Competitiveness among schools is a good idea, Elsass said, adding that communities should decide what's taught in local school systems.
"And kids are more inclined to learn when their parents are involved in their schooling," he said. "But the less federal involvement, the better."
Elsass said while his top priority would be the complete repeal of the federal health care bill, his second priority would be to have legislation enacted that would limit the House of Representatives to considering one piece of proposed legislation at a time.
"I realize this is a two-year job," he said. "Others come with a laundry list of things they plan to accomplish, but most of those would take 10 to 15 years. I'm looking at two years and then maybe someone will come along I can believe in and support to take over the position."
"My top issue is to get government to sit back and stop interfering with private business," said Constitution Party candidate Richard E. Cadle. "I think Ohio businesses know how best to run their own companies."
Cadle said he's met a lot of under-employed college graduates in the district.
"Many are barely treading water," he said. "They've invested in college and planned careers to care for their families, but now they're working at (fast food establishments)."
The government has to become pro-business, Cadle said, adding that small businesses create needed jobs.
"Some people are retiring early and others are simply too scared to retire and hold on to their jobs," he said. "It creates a clog in the job market."
The passage of the federal health care bill was upsetting, Cadle said.
"The whole bill is flawed, and it was rammed through by (House Speaker Nancy) Pelosi and her party line," he said. "You can't force people into buying a product, including health care, but with this bill the IRS will be able to garnish your wages if you don't buy into it."
Cadle said he's chairman of his local committee supporting the Ohio Health Care Freedom Amendment, a proposed state constitutional amendment that would insulate Ohioans from federal health care bill mandates.

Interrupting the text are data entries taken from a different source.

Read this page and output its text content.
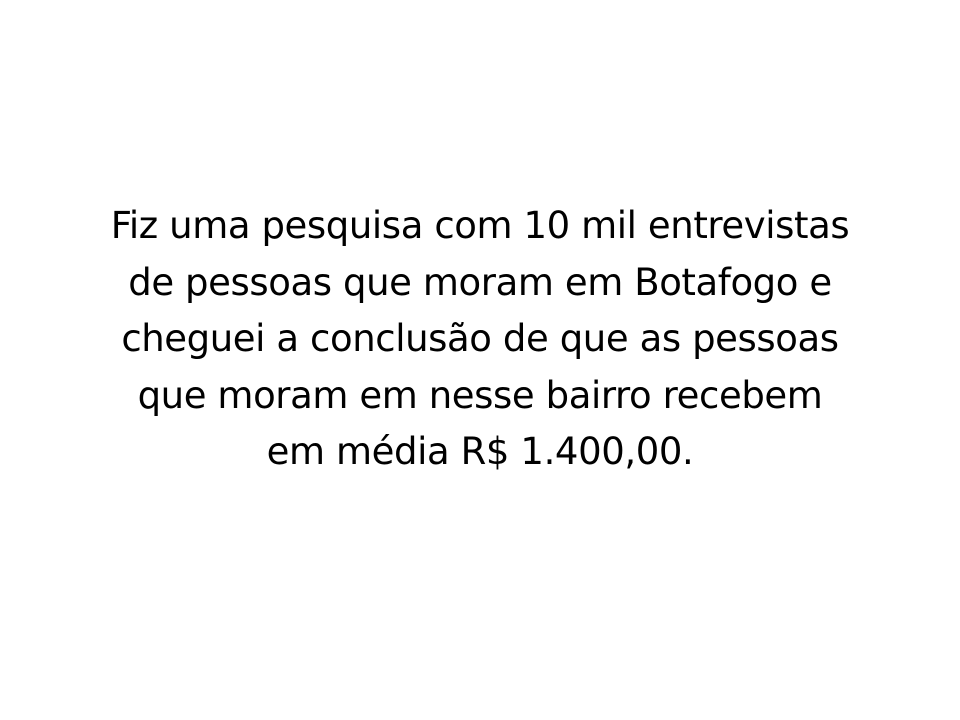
Fiz uma pesquisa com 10 mil entrevistas
de pessoas que moram em Botafogo e
cheguei a conclusão de que as pessoas
que moram em nesse bairro recebem
em média R$ 1.400,00.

"Judge a candidate by what he does, not just by what he says," Cadle said. "People need to stand up and pay attention, and it seems there's a lot more involvement in the political process now. I think people are feeling the tentacles of government reaching out and affecting their lives."
Cadle said the American people should have been given the chance to vote on the federal measure, which might have made it more acceptable.
"If elected, I would fight to repeal the bill, and if it is not repealed I would still fight against every intrusion from government," he said. "I'm for health care reform, but there are much better ways to do it."
As a Constitution Party member, Cadle considers himself a fiscal conservative.
"I'm for smaller government, less taxes and less spending," he said.
A Navy veteran, Cadle said in the service he vowed to preserve, protect and defend the U.S. Constitution.
"And members of Congress are sworn to do the same thing," he said.
Cadle said he hopes to appeal to all sides and parties, but especially to the burgeoning number of independents.
"This is the first time the Constitution and Libertarian parties have been included on the ballot," he said. "I do think the two-party system blocks people's choices.
"I'm not trying to split the ticket in any way, but I'm trying to give people a better choice," Cadle said. "We have to open up the political landscape in Ohio."